Это снова о нём, о чувстве, которым и жива жизнь: тревожном и влекущем, понятном и необъяснимом, спасительном, окрыляющем, знобящем, перехватывающем горло.

И снова ищешь ты прилежно

Названье взгляду моему.

Не бойся. Это просто нежность.

Ни для чего. Нипочему.

О том, что чувство это дарит не только счастливые мгновения, кричит тишине эпитет – «непоправимая» – в «городском» стихотворении «Поздняя встреча»:

Трамваи вскрикивали тонко.

Свет фар метался по стене

В непоправимой тишине,

Засасывавшей, как воронка.

С ним, с этим чувством, двоим бывает порой так непросто, но даже в трудные минуты прощаний оно учит душу не одинокой муке, а состраданию:

Уйдёшь – и дверь закроешь виновато.

Ну что ты, что ты, в чём тебя винить?

Она нам неподвластна, эта нить,

Ведущая откуда-то куда-то.

Эту тему будто бы продолжает сам ночной город – «стальной», но не безразличный, не безучастный:

Каждой ночью бежит по стальному кольцу,

Каждой ночью скользит одинокий трамвай,

Как ладонь по щеке, как слеза по лицу,

От «прощай» до «люблю»,

                              от «люблю» до «прощай».

 Да, так близко друг к другу порой стоят эти два таких разных слова, так непоправимо близко. И всё же, всё же:

Ты касаешься взглядом меня,

Осторожно, как пробуют воду

И случайный напев, и свободу

Не скрывать потайного огня,

Что расцвёл в середине зимы

В глубине ледяной немоты.

Подожди, скоро будем на «ты».

Потерпи, скоро будем на «мы».

И наконец – как солнце, прорвавшееся сквозь хмурые тучи, сквозь снежные порывы и скрадывающую даль подслеповатую наволочь, – радостное, животворящее:

Всё, прощай, чужая роль!

Здравствуй, жизнь в морозном блеске!

Эти солнечные всплески

Называются Люболь.

На куски – сомнений тучи,

Мёртвой логики каркас,

Как струна, остра, певуча

Нить, связующая нас.

То, что рядом – за окном, на улицах, в так называемом «большом мире» – не стало ни честнее, ни милостивее. Но оно уже – не край, не плаха:

Громыхает смутная эпоха

Лживыми словами на крови.

Но ещё настанет время Вдоха –

Время Возвращения Любви.

В своих поздних стихах Валерий Кремер нередко размышлял о конечности земного пути, о смерти, но эта невесёлая тема не ложилась на его строки угрюмой беспросветной тенью:

Нежное небо. Полоска заката.

Рыже-лимонная тянется нить.

Странно представить, что жил здесь когда-то.

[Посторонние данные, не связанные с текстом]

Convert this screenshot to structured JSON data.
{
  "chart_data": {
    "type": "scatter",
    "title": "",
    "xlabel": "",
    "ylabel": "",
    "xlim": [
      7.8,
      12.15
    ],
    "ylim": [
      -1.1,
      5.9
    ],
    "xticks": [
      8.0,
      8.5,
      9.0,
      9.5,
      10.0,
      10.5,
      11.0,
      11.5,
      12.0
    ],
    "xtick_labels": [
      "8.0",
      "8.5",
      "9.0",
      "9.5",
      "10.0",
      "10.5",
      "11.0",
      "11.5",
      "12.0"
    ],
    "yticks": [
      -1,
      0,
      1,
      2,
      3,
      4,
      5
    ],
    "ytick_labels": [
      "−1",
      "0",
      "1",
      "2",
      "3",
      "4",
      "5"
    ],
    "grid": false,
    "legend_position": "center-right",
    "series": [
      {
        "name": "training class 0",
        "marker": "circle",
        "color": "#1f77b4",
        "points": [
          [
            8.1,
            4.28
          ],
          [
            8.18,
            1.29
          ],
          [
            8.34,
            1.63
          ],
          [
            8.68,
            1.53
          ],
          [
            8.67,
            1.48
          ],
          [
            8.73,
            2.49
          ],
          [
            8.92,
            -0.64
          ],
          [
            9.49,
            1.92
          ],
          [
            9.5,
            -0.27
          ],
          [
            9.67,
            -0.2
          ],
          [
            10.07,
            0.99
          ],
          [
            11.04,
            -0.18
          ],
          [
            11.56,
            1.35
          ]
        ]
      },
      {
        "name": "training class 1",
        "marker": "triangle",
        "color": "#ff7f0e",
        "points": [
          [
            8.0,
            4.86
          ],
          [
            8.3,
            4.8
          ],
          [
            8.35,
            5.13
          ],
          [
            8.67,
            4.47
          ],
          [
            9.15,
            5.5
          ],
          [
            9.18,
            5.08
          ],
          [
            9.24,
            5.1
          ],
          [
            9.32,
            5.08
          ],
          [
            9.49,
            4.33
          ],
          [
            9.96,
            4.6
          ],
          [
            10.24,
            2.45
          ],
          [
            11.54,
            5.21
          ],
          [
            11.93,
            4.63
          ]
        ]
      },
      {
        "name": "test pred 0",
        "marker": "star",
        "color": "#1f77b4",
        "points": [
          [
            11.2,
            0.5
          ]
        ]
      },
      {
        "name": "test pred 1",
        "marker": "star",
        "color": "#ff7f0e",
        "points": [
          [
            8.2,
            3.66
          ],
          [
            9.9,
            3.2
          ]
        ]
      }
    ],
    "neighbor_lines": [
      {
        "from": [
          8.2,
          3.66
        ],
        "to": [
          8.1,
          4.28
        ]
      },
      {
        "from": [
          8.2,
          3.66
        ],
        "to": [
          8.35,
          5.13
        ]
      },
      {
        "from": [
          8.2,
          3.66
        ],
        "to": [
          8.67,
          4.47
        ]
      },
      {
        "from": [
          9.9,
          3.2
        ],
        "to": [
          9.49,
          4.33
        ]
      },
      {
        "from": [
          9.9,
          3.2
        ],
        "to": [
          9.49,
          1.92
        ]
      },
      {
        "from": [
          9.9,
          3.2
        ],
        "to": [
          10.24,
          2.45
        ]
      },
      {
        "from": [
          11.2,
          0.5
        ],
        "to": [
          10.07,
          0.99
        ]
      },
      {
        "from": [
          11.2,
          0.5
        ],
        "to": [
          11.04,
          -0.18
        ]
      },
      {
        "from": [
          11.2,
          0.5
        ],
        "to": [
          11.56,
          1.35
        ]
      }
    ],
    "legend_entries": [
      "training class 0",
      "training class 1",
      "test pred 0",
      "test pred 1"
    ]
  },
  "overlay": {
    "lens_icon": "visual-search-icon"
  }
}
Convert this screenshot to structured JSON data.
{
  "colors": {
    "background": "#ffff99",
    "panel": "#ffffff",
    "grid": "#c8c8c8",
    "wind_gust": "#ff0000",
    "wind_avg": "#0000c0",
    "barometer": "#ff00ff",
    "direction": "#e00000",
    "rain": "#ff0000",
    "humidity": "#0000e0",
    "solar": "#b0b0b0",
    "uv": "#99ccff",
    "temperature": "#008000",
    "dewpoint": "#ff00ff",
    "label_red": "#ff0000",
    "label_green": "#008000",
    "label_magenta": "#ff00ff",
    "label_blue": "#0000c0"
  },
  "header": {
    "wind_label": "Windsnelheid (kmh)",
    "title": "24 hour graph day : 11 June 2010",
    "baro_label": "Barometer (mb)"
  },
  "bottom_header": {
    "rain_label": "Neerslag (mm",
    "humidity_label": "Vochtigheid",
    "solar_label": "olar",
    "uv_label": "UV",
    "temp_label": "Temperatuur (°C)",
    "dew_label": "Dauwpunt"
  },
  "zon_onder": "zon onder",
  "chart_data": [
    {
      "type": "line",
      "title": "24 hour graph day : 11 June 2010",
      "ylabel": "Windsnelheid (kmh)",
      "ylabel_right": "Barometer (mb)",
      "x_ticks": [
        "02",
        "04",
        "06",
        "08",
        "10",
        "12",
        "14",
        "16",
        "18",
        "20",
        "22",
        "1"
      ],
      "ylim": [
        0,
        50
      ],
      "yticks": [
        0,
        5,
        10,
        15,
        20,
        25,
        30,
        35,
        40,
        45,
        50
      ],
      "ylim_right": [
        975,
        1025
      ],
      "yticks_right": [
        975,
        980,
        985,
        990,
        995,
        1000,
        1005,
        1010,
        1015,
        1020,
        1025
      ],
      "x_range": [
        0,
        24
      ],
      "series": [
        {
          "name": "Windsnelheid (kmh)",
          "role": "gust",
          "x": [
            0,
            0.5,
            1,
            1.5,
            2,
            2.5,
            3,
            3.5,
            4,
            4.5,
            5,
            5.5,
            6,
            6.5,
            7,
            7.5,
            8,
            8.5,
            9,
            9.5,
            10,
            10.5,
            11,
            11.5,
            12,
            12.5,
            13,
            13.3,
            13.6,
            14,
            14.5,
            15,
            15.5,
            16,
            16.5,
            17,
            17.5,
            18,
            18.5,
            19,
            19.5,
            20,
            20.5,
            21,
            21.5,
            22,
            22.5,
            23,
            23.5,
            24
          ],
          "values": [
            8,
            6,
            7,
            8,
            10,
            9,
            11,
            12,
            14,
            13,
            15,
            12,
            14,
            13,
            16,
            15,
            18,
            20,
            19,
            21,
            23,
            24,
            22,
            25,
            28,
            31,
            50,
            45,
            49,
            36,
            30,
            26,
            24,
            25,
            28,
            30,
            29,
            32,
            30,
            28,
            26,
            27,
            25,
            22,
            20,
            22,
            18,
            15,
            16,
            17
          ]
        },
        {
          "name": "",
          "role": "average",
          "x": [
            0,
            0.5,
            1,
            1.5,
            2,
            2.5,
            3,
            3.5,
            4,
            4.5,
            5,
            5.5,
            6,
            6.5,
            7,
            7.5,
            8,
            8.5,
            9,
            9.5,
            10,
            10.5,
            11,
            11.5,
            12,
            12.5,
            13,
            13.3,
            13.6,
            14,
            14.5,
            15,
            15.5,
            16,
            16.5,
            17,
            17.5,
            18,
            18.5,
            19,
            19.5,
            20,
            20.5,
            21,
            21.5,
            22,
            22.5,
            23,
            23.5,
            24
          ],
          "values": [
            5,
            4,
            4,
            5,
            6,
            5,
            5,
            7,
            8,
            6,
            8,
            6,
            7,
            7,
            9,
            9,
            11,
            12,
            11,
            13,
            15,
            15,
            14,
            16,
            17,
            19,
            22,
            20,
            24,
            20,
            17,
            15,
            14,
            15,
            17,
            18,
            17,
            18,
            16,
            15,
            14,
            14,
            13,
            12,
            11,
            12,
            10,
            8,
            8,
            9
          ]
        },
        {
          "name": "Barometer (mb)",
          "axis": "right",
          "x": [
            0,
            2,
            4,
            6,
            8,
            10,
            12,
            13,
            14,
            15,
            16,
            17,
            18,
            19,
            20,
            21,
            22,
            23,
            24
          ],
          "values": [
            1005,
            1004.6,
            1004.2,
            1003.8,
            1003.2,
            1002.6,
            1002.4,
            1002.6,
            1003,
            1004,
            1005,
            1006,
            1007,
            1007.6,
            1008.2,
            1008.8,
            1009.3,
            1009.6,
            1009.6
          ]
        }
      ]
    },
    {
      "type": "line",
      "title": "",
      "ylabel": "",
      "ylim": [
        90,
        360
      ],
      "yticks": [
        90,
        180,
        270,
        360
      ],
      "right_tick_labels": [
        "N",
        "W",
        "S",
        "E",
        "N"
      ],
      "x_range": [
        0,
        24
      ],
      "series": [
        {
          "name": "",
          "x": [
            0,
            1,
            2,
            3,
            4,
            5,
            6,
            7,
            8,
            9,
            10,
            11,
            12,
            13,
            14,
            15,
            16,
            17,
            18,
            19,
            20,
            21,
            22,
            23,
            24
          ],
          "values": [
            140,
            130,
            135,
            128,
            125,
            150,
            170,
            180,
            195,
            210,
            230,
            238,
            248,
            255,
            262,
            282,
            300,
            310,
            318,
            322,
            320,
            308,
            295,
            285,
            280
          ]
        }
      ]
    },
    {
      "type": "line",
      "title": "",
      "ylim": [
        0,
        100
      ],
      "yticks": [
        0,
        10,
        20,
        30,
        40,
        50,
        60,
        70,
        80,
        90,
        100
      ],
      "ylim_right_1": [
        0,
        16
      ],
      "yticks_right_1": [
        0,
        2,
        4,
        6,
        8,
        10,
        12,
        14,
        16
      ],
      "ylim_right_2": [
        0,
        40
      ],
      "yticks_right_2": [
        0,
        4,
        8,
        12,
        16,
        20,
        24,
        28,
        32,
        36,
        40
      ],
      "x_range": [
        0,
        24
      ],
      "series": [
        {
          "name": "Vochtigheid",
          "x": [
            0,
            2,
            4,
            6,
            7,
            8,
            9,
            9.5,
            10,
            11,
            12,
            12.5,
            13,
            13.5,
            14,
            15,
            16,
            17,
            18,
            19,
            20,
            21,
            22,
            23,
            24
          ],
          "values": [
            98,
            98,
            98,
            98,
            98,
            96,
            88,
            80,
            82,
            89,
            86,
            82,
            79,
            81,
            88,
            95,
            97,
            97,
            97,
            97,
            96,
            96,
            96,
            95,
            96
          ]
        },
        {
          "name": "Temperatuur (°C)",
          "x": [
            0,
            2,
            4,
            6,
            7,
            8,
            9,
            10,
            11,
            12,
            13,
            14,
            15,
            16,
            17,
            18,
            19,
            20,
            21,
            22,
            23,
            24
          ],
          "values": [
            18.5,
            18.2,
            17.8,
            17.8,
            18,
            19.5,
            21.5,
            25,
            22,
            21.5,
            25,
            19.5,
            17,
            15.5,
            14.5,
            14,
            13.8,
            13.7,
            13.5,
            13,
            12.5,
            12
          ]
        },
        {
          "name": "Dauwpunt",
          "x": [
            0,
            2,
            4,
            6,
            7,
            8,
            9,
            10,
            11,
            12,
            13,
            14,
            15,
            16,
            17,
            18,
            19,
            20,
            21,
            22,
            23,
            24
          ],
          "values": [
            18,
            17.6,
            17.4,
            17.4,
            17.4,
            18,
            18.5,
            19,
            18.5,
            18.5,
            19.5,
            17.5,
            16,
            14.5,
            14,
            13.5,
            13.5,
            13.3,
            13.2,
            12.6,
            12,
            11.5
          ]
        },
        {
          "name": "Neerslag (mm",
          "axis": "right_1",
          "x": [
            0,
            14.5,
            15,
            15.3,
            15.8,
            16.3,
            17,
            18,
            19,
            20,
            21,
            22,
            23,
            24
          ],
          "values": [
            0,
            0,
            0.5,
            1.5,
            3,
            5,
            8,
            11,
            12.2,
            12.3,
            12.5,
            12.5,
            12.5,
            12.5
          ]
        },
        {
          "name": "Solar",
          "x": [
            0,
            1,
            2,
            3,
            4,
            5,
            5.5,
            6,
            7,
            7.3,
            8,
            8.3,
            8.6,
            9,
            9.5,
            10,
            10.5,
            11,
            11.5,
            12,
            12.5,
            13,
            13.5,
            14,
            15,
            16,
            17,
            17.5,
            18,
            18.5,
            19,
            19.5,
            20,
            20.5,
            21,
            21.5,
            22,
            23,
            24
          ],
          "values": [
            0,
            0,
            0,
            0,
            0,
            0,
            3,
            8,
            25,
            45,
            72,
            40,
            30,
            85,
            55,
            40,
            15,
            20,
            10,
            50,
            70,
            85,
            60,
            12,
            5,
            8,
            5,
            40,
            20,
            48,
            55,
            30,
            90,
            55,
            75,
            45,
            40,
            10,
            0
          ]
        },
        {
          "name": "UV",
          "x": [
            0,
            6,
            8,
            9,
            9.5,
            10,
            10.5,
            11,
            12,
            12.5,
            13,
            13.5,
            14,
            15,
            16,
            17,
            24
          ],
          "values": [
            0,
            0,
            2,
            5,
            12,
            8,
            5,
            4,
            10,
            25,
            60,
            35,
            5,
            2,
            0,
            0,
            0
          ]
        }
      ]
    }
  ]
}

Странно представить, что буду не жить.

Что перестану любить и касаться

Всей этой нежности. Просто уйду

В тёмное небо. Чтоб где-то остаться,

Будто ребёнку в детском саду.

Какой образ, какая щемящая, пронзительная лирическая нота! Но всё равно жизнь – больше и выше, сильней и милосердней смерти:

Человек грустит, смеётся,

Он и остров, и река.

Он уйдёт. Но остаётся

Тёплый свет издалека.

 

Завершает книгу проза – миниатюры, рассказы, повесть, эссе. Зная Валерия Кремера как значительного, корневого поэта русской классической традиции, я читал её с интересом уже потому, что хотелось узнать: а он ли это – там, в этих нерифмованных, лишённых привычных ритма и метра строках? И скоро убедился совершенно точно: да, это он.

Мятущийся и сильный.

Путник, странник, пилигрим, пытающийся найти в себе – Себя («Лабиринт», «Мост», «Роль», «Пересекающий площадь»).

Влюблённый, сомневающийся, любимый – и боящийся всё это потерять («Дождь», «Утренний крик»).

Лирик («Берёза», «Вокзал»), трагик («Что-то другое»), философ («Такли и нетакли», «Камень», «Сказка о свободе). Художник, кисти которого по силам несколькими лаконичными касаниями создать законченную картину, психологически точную, умеющую «зацепить» взгляд: «Загремело, как молоток по жести, покатилось от стены к стене очередное объявление диктора, и она, вскинув голову и сжав тонкими пальцами ремень сумки, прислушалась. Глаза её снова встретились с глазами Олега, и в них была всё та же тревога, проступающая сквозь решимость. Нет, он не ошибся. Он остро почувствовал край этой встречи, за которым начинается гигантская воронка неба, где серебряной снежинкой растает её самолёт» («Пушной зверь из пяти букв»).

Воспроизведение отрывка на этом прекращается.